In the grand scheme of things, the photos are not very racy. She appears to be wearing nothing but a blanket from above the waist, but in this day and age that's not a lot of bare skin, even for a fifteen-year-old. The way she has been styled, though, does give her that "rode hard and put up wet" look. If I were her father I probably wouldn't have approved it.
But this tempest in a teapot brings up a larger issue, which I think is not trivial: the increasing sexual objectification of young girls. To start with, it should be noted that this is nothing new. Coincidentally I am currently reading a new book about teen model Evelyn Nesbit, who was wooed by captains of industry at the ripe age of sixteen back at the turn of the twentieth century, and it wasn't new then. It wasn't until maybe fifty or sixty years ago that girls of Miley's age could be wives in rural areas of this nation without too much controversy, and that is still the case in many cultures around the world. Nature makes the female of the species sexually mature far earlier than it makes them emotionally mature, and this has created tension since the beginning. When, during the Victorian era, children began to be seen as something other than just small adults, attitudes changed. Child labor laws were enacted and over time it has been accepted that just because a girl menstruates doesn't mean she is ready to be sexually active.
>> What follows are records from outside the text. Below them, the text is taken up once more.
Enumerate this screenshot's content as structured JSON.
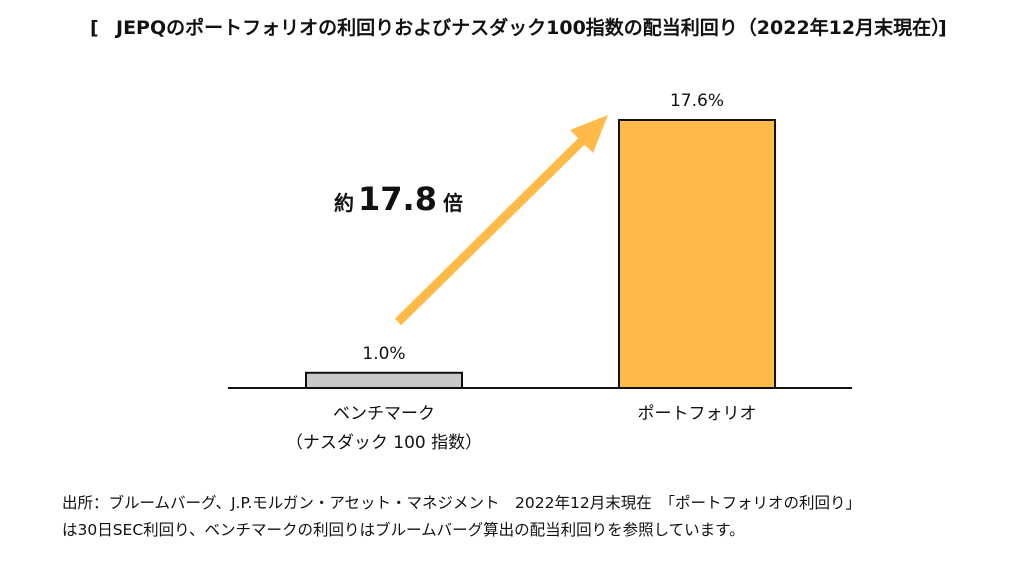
{
  "chart_data": {
    "type": "bar",
    "title": "JEPQのポートフォリオの利回りおよびナスダック100指数の配当利回り（2022年12月末現在）",
    "title_bracket_open": "[",
    "title_bracket_close": "]",
    "categories": [
      "ベンチマーク（ナスダック 100 指数）",
      "ポートフォリオ"
    ],
    "category_lines": [
      [
        "ベンチマーク",
        "（ナスダック 100 指数）"
      ],
      [
        "ポートフォリオ"
      ]
    ],
    "values": [
      1.0,
      17.6
    ],
    "value_labels": [
      "1.0%",
      "17.6%"
    ],
    "unit": "%",
    "ylim": [
      0,
      17.6
    ],
    "xlabel": "",
    "ylabel": "",
    "grid": false,
    "colors": [
      "#c8c8c8",
      "#ffba47"
    ],
    "arrow_color": "#ffba47",
    "annotation": {
      "prefix": "約",
      "value": "17.8",
      "suffix": "倍"
    }
  },
  "footnote": {
    "line1": "出所：ブルームバーグ、J.P.モルガン・アセット・マネジメント　2022年12月末現在　「ポートフォリオの利回り」",
    "line2": "は30日SEC利回り、ベンチマークの利回りはブルームバーグ算出の配当利回りを参照しています。"
  }
}
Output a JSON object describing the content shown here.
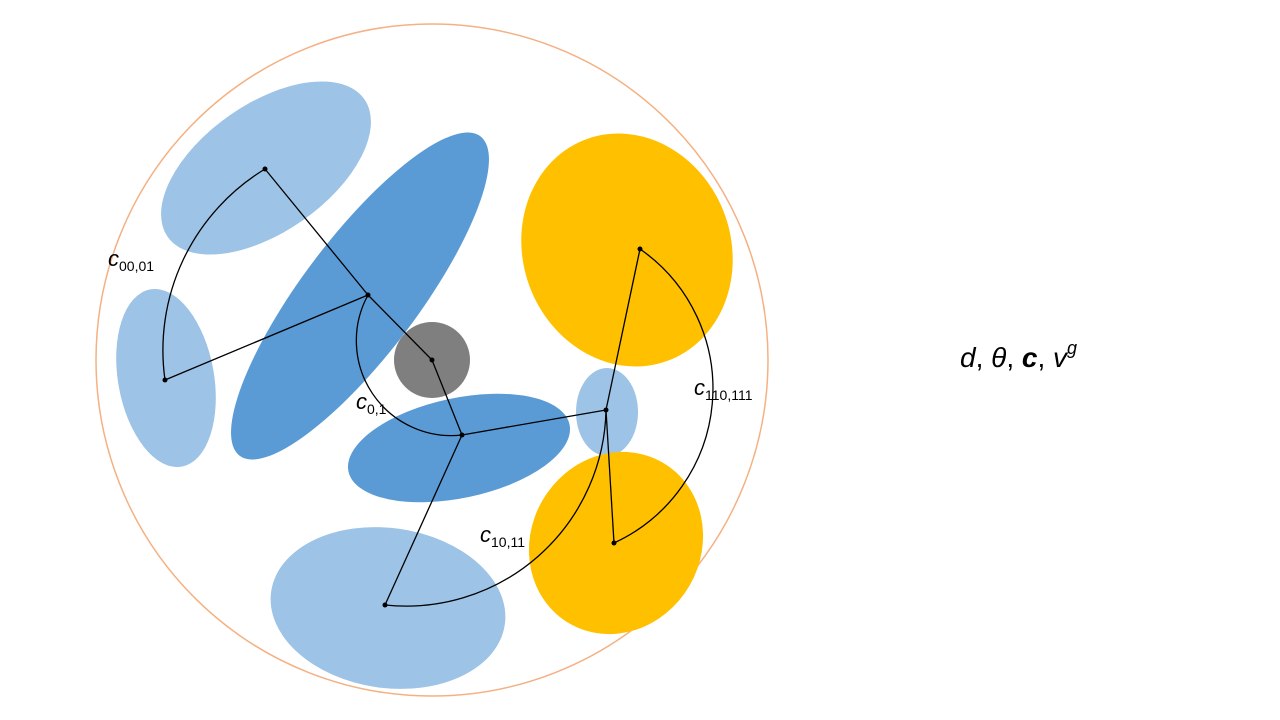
{
  "colors": {
    "boundary": "#F4B183",
    "light_blue": "#9DC3E6",
    "mid_blue": "#5B9BD5",
    "gold": "#FFC000",
    "gray": "#7F7F7F",
    "line": "#000000"
  },
  "labels": {
    "c00_01": {
      "base": "c",
      "sub": "00,01"
    },
    "c0_1": {
      "base": "c",
      "sub": "0,1"
    },
    "c10_11": {
      "base": "c",
      "sub": "10,11"
    },
    "c110_111": {
      "base": "c",
      "sub": "110,111"
    }
  },
  "formula": {
    "d": "d",
    "sep1": ", ",
    "theta": "θ",
    "sep2": ", ",
    "c": "c",
    "sep3": ", ",
    "v": "v",
    "v_sup": "g"
  }
}
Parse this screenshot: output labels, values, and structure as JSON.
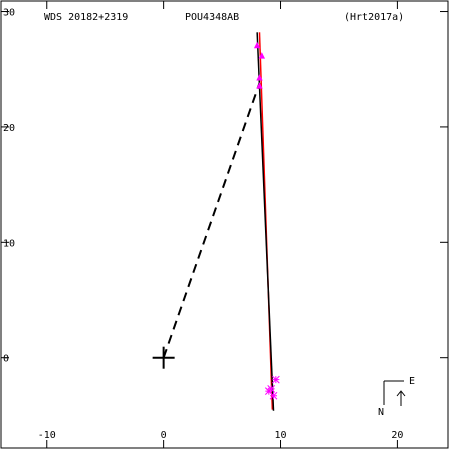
{
  "header": {
    "left": "WDS 20182+2319",
    "center": "POU4348AB",
    "right": "(Hrt2017a)"
  },
  "compass": {
    "east_label": "E",
    "north_label": "N"
  },
  "colors": {
    "frame": "#000000",
    "orbit": "#ff0000",
    "observation": "#ff00ff",
    "background": "#ffffff"
  },
  "chart_data": {
    "type": "scatter",
    "title": "",
    "xlabel": "",
    "ylabel": "",
    "xlim": [
      -14,
      24.5
    ],
    "ylim": [
      -8,
      31
    ],
    "x_ticks": [
      -10,
      0,
      10,
      20
    ],
    "y_ticks": [
      0,
      10,
      20,
      30
    ],
    "x_tick_labels": [
      "-10",
      "0",
      "10",
      "20"
    ],
    "y_tick_labels": [
      "0",
      "10",
      "20",
      "30"
    ],
    "grid": false,
    "primary": {
      "x": 0,
      "y": 0
    },
    "secondary_connector": {
      "from": [
        0,
        0
      ],
      "to": [
        8.2,
        23.8
      ]
    },
    "orbit_arc": [
      [
        8.2,
        28.2
      ],
      [
        9.3,
        -4.5
      ]
    ],
    "fit_line": [
      [
        8.0,
        28.2
      ],
      [
        9.4,
        -4.6
      ]
    ],
    "observations_triangles": [
      {
        "x": 8.0,
        "y": 27.1
      },
      {
        "x": 8.4,
        "y": 26.2
      },
      {
        "x": 8.2,
        "y": 24.3
      },
      {
        "x": 8.2,
        "y": 23.6
      }
    ],
    "observations_stars": [
      {
        "x": 9.2,
        "y": -2.7
      },
      {
        "x": 9.6,
        "y": -1.9
      },
      {
        "x": 9.0,
        "y": -2.9
      },
      {
        "x": 9.4,
        "y": -3.3
      }
    ]
  }
}
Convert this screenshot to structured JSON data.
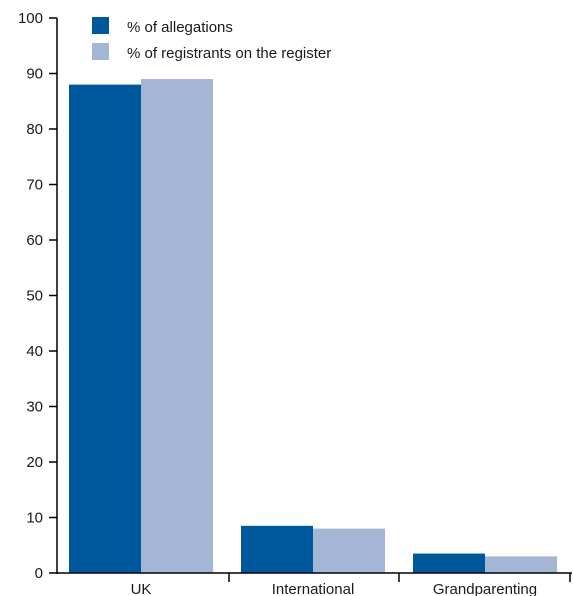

But even though there is nothing new under the sun in this area, I think girls are pressured these days to grow up too fast. I have no idea what it's like to be a teenager today--I was a teen in the 1970s, when there was no Internet and no cable TV. Sexual adventurism for me was sneaking looks at my dad's Playboys and coming across smutty passages in novels. Everything I learned about sex came from letters in Penthouse magazine (which is why it's so ironic I ended up writing them for a living). I didn't see an R-rated film until we got HBO when I was sixteen (ah, Going Places, a film I will always have a soft spot for).
Today it's a different world. When some bluenoses claim that the Internet is just a pipe that allows sewage into their homes, well, they're kind of right. It's not hard for a kid to find porn or, for that matter, racist, violent or otherwise disturbing material. Advertising has lowered its standards considerably. When I was a little kid, bra commercials had to use mannequins. Compare that to the Victoria's Secret commercials of today. I shake my head in wonderment when seeing girls no more than thirteen at the mall, wearing sweatpants that have the word "Juicy" written across the ass. There's a line of t-shirts that says "Porn Star" across the chest. Would any parent really allow a young girl to wear that?
Meanwhile, girls don't exactly have great role models. High School Musical star Vanessa Hudgens has had naked pictures leaked to the world, Jamie Lynn Spears gets knocked up at 16. News reports say that sexual activity is common among girls as young as twelve and thirteen. And fifteen-year-old pop stars are displayed as if they were sex hungry minxes in national magazines.
If you've read this blog regularly you know that I am no prude--I'm for complete sexual freedom, let it all hang out, as long as it doesn't hurt it anybody. But when it comes to kids I think lines need to be drawn. Children should be allowed to be children, and not encouraged to become sexual beings before they are ready. How can this be stopped? Short of turning this country over to the Christian taliban, it can't, at least not by legislation. It's up to wise and vigilant parenting. I hope, for these girls sake, there's that plenty of that to go around.